Termos em que, considerou irrecorrível o despacho recorrido, face ao disposto no art. 7-A, nº 3 do CPTA e do art. 630º, nºs 1 e 2 do CPC, “por ter sido proferido ao abrigo de um poder discricionário e sob a expressa finalidade da adequação formal da causa, constituindo um despacho de simplificação ou de agilização processual, proferido nos termos previstos no n.º 1 do artigo 6.º do CPC e do n.º 1 do artigo 7.º-A do CPTA e de adequação formal, nos termos previstos no artigo 547.º [do CPC] não contendendo com os princípios da igualdade ou do contraditório, com a aquisição processual de factos ou com a admissibilidade de meios probatórios.” O que determina que não se subsuma ao disposto no art. 644º, nº 2, al. d) do CPC.
Assim, o acórdão julgou o recurso inadmissível por irrecorribilidade do despacho recorrido, de cujo objecto não conheceu.

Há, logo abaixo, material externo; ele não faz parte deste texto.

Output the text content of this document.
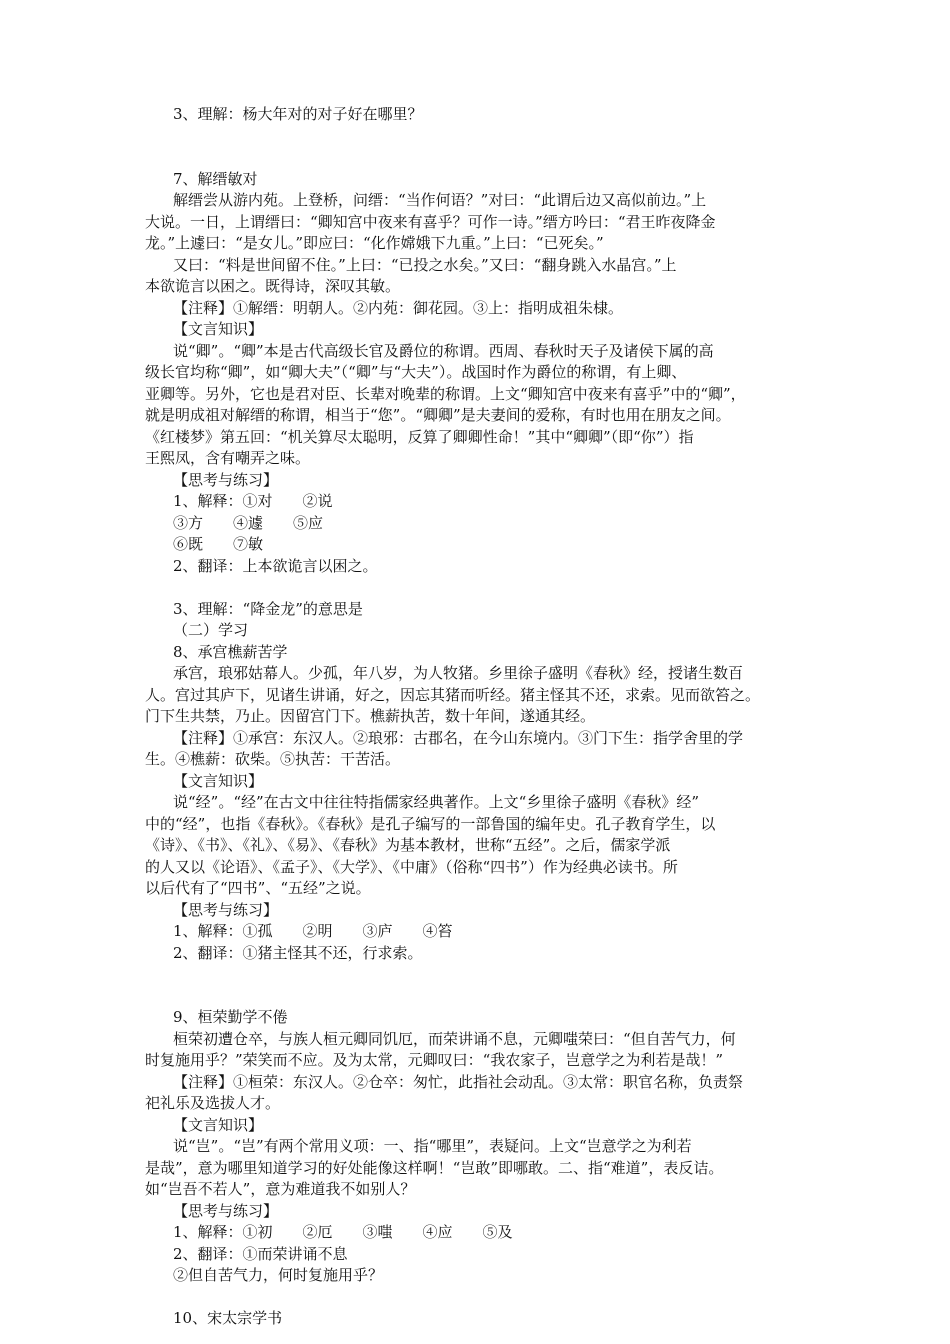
3、理解：杨大年对的对子好在哪里？
7、解缙敏对
解缙尝从游内苑。上登桥，问缙：“当作何语？”对曰：“此谓后边又高似前边。”上
大说。一日，上谓缙曰：“卿知宫中夜来有喜乎？可作一诗。”缙方吟曰：“君王昨夜降金
龙。”上遽曰：“是女儿。”即应曰：“化作嫦娥下九重。”上曰：“已死矣。”
又曰：“料是世间留不住。”上曰：“已投之水矣。”又曰：“翻身跳入水晶宫。”上
本欲诡言以困之。既得诗，深叹其敏。
【注释】①解缙：明朝人。②内苑：御花园。③上：指明成祖朱棣。
【文言知识】
说“卿”。“卿”本是古代高级长官及爵位的称谓。西周、春秋时天子及诸侯下属的高
级长官均称“卿”，如“卿大夫”（“卿”与“大夫”）。战国时作为爵位的称谓，有上卿、
亚卿等。另外，它也是君对臣、长辈对晚辈的称谓。上文“卿知宫中夜来有喜乎”中的“卿”，
就是明成祖对解缙的称谓，相当于“您”。“卿卿”是夫妻间的爱称，有时也用在朋友之间。
《红楼梦》第五回：“机关算尽太聪明，反算了卿卿性命！”其中“卿卿”（即“你”）指
王熙凤，含有嘲弄之味。
【思考与练习】
1、解释：①对　　②说
③方　　④遽　　⑤应
⑥既　　⑦敏
2、翻译：上本欲诡言以困之。
3、理解：“降金龙”的意思是
（二）学习
8、承宫樵薪苦学
承宫，琅邪姑幕人。少孤，年八岁，为人牧猪。乡里徐子盛明《春秋》经，授诸生数百
人。宫过其庐下，见诸生讲诵，好之，因忘其猪而听经。猪主怪其不还，求索。见而欲笞之。
门下生共禁，乃止。因留宫门下。樵薪执苦，数十年间，遂通其经。
【注释】①承宫：东汉人。②琅邪：古郡名，在今山东境内。③门下生：指学舍里的学
生。④樵薪：砍柴。⑤执苦：干苦活。
【文言知识】
说“经”。“经”在古文中往往特指儒家经典著作。上文“乡里徐子盛明《春秋》经”
中的“经”，也指《春秋》。《春秋》是孔子编写的一部鲁国的编年史。孔子教育学生，以
《诗》、《书》、《礼》、《易》、《春秋》为基本教材，世称“五经”。之后，儒家学派
的人又以《论语》、《孟子》、《大学》、《中庸》（俗称“四书”）作为经典必读书。所
以后代有了“四书”、“五经”之说。
【思考与练习】
1、解释：①孤　　②明　　③庐　　④笞
2、翻译：①猪主怪其不还，行求索。
9、桓荣勤学不倦
桓荣初遭仓卒，与族人桓元卿同饥厄，而荣讲诵不息，元卿嗤荣曰：“但自苦气力，何
时复施用乎？”荣笑而不应。及为太常，元卿叹曰：“我农家子，岂意学之为利若是哉！”
【注释】①桓荣：东汉人。②仓卒：匆忙，此指社会动乱。③太常：职官名称，负责祭
祀礼乐及选拔人才。
【文言知识】
说“岂”。“岂”有两个常用义项：一、指“哪里”，表疑问。上文“岂意学之为利若
是哉”，意为哪里知道学习的好处能像这样啊！“岂敢”即哪敢。二、指“难道”，表反诘。
如“岂吾不若人”，意为难道我不如别人？
【思考与练习】
1、解释：①初　　②厄　　③嗤　　④应　　⑤及
2、翻译：①而荣讲诵不息
②但自苦气力，何时复施用乎？
10、宋太宗学书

Das prolixas conclusões das Recorrentes retira-se que estas consideram que o acórdão recorrido terá incorrido em erro de julgamento ao não admitir o recurso.
No entanto, as Recorrentes não são convincentes.
Com efeito, no juízo sumário e perfunctório que a esta Formação cabe proceder, verifica-se que o acórdão recorrido se mostra bem fundamentado, de forma coerente e plausível nas razões que levaram à não admissão do recurso.
Com efeito, não se vislumbra qualquer erro ostensivo lógico ou jurídico na fundamentação do acórdão recorrido.
Assim, face ao aparente acerto do acórdão recorrido, e não tendo a questão em discussão relevância jurídica ou complexidade especial, não se justifica postergar a regra da excepcionalidade da revista.

4. Decisão
Pelo exposto, acordam em não admitir o recurso.
Custas pelas Recorrentes.

Lisboa, 5 de Maio de 2022. – Teresa de Sousa (relatora) – Carlos Carvalho – José Veloso.